The influences of noradrenaline on the modulation of learning and memory functions, as well as synaptic plasticity, e.g., long-term potentiation (LTP), via beta-adrenoceptors are well documented, whereas the role of alpha1-adrenoceptors has not been studied extensively. Therefore, the effects of alpha1-agonists (ST 587 and methoxamine) on the induction of LTP were examined in the CA1 area of the hippocampus in vitro. Submaximal LTP in extracellular excitatory postsynaptic potentials (EPSP) was induced with theta burst stimulation using 4 bursts.

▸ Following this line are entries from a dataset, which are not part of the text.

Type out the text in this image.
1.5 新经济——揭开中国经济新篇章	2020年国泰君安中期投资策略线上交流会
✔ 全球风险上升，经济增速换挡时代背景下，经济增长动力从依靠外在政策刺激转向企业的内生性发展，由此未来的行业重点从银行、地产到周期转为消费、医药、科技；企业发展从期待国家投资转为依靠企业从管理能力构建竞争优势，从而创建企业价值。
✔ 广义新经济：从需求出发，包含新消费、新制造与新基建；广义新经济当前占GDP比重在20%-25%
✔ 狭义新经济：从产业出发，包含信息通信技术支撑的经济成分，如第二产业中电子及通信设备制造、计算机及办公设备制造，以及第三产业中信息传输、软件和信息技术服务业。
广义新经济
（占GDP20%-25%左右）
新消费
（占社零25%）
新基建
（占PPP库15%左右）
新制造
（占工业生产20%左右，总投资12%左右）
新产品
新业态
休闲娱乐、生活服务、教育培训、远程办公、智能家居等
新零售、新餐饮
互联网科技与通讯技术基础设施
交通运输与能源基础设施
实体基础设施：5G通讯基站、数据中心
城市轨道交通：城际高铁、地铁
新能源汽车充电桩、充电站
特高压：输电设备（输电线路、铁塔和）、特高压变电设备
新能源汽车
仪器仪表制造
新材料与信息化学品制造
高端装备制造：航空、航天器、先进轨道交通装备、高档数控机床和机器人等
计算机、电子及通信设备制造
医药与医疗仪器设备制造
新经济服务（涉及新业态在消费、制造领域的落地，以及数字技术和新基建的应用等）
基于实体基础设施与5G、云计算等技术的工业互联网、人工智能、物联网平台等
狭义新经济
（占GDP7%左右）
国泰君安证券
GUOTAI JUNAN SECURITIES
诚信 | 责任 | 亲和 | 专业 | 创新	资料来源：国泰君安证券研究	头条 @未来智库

The effects of a beta-agonist, isoproterenol, on synaptic potentiation were studied as a comparison in this preparation. At a concentration of 1 microM, ST 587 slightly increased the magnitude of potentiation in EPSPs (measured 30 min after stimulation) compared to a control pathway potentiated 30 min before drug infusion, whereas a lower concentration (0.3 microM) was not effective. Methoxamine did not induce any increase in the amount of submaximal LTP at concentrations of 0.3, 1.0, or 3.0 microM. Isoproterenol (1.5 microM) increased the amount of LTP when measured 30 min after stimulation, and also transiently increased synaptic transmission, measured both in the slope and amplitude of the field EPSP in the prepotentiated control pathway. Thus, the present results indicate that (1) alpha1-adrenoceptors have only a minor role in hippocampal synaptic plasticity in the CA1 area, but (2) the synaptic plasticity in the CA1 area of the hippocampus assessed by induction and early maintenance of LTP in vitro can be modulated through beta-adrenoceptors.